I am STILL waiting on my zinnias to bloom! Very cool wet summer so far and they budded over a week ago but still no blooms.
I have giant benarys in white, red, purple and salmon as well as quite a few Lime Envy.
Anybody else in this area experiencing this delayed blooming?
Yep, kforrest, my zinnias are just dogging it, a few here, a few there, and the quality is pretty poor. I'm throwing away two or three for every one I cut. Maybe next year I'll try putting a low tunnel over them to help speed them along. And last year I was cutting sunflowers by this time, but I think those are still a couple of weeks off for me. Woe is me. This won't be the year I get rich in the flower growing biz.
I'm a few hundred miles north of you, so I'm a little surprised that you're not getting even a few blooms. Did you start them at your usual time?
To answer Joan's question, what I usually like about zinnias include the strong stems, strong colors, length of blooming period, and good vase life.
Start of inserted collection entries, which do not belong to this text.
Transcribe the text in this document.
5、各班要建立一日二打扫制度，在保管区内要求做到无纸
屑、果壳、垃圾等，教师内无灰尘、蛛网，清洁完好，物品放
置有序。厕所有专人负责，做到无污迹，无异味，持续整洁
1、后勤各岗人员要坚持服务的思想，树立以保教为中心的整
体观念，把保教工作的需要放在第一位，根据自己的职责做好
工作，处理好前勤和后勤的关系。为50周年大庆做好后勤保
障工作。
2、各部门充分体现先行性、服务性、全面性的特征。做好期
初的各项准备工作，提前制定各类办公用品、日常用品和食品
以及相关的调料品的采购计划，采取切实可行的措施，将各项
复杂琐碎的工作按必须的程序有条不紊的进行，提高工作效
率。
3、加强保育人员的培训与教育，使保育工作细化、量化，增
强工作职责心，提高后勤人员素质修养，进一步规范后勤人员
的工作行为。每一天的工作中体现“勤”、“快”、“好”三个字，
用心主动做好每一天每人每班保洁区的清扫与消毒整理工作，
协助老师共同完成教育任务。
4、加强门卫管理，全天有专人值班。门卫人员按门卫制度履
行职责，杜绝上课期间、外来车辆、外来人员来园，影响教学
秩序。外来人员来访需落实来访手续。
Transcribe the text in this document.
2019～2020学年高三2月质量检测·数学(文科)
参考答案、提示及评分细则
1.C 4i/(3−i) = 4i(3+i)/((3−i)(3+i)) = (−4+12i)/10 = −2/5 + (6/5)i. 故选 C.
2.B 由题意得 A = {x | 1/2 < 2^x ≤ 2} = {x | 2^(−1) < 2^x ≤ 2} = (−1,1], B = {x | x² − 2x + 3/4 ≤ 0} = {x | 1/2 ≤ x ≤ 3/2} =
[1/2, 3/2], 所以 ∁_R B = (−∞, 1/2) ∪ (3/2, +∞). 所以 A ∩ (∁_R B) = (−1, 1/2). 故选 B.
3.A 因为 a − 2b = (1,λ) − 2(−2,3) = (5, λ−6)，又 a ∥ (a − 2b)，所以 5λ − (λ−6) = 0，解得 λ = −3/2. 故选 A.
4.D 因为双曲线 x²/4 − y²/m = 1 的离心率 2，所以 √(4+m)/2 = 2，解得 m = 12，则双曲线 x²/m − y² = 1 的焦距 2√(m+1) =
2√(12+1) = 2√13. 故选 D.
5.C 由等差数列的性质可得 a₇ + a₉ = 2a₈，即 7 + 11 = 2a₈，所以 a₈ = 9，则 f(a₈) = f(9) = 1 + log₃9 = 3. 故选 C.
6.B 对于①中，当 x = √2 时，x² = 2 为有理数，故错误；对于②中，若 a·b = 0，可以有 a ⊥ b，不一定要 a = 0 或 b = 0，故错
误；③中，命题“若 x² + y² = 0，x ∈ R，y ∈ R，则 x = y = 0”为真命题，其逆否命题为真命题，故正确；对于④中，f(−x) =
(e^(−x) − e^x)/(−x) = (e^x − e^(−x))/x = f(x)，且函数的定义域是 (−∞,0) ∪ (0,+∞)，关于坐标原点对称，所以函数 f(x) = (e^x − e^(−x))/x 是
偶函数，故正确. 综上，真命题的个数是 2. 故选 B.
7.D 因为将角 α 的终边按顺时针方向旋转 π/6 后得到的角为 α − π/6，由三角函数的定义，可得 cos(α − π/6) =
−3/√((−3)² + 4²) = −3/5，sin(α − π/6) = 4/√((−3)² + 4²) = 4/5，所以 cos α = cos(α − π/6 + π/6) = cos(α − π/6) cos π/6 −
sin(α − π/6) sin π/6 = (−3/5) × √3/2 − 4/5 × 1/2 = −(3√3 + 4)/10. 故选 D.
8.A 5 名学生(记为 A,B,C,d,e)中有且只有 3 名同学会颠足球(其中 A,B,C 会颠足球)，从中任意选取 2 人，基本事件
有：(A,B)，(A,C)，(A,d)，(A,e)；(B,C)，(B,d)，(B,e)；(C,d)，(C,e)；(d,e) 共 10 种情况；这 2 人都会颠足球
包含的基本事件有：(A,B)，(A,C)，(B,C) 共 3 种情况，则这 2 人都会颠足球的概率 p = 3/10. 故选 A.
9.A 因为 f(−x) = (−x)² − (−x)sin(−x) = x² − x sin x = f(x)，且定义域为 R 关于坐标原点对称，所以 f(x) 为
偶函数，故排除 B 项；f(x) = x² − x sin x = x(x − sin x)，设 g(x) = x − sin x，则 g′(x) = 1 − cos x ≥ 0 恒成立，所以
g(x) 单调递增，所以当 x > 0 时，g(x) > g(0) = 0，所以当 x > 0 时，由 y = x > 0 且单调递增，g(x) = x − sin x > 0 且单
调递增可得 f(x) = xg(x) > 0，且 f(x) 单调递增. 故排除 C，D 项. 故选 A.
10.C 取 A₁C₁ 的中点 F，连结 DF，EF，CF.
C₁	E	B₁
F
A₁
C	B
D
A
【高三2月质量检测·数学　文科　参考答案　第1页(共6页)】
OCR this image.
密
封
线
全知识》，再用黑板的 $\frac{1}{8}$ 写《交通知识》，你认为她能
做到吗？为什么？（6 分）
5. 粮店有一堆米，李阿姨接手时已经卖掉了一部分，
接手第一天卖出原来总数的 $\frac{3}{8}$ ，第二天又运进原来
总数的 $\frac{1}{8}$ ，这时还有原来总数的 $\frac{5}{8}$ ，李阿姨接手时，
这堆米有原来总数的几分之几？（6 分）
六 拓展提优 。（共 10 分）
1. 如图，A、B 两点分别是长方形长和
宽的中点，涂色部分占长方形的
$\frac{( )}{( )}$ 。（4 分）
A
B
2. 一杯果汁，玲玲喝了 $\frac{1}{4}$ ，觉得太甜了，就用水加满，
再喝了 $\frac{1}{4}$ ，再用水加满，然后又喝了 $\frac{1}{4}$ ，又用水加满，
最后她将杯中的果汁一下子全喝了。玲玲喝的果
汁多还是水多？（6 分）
I'm a market grower in NH and Zinnias are my favorite annual for cut flowers. They are a "cut-and-come-again" plant which means when you cut one stem others will take over providing you with non-stop production of flowers.
My favorite Zinnias are Benary's, State Fair, Burpeeana, Giant Cactus, California Giants . . . any tall growing Zinnia producing large flowers will do but these are some of my favorites.
Production this years has not been as robust due to a cool, wet spring-early summer, but am still getting good production. Now that the weather pattern has finally changed to warm things are doing better.
We grow in raised beds, uses soaker hoses under black plastic, composted cow manure and organic fertilizer, lite on nitrogen and heavy phophorous and potash.
My favorite plants zinnias, even though in sunny Florida I have many choices nothing makes me smile like ZINNIAS.
I grow them year round.
They add delightful color and resting spots for my beautiful butterflies.
The best part is you can toss the seeds on the ground and up they come. I especially enjoy the volunteer seedlings or those whose seeds I harvested and planted not costing me anything. Packs of Zinnia seeds make wonderful and inexpensive stocking stuffers and Easter Basket fillers for the Junior gardener in your life.
I grow zinnias every year. They were very slow to bloom this summer. Usually by this time they look pretty bad but they are bloomng away. I love taking boquets to school to share with the staff. I planted several varities
with several different colors but most of them are pink and the blooms are smaller than usual. But still the butterflies and I do love them. I love to put them in an old white enamel pitcher that belonged to my mother.
Finally we've gotten a couple weeks of sunny and warm to hot weather and the Zinnias have finally "popped" with great production and size.
Prior to that most of the summer was wet and cool. While the Zinnias were doing OK they were certainly not floriferous as they should be.
Funny what a little sun and warmth will do for a garden.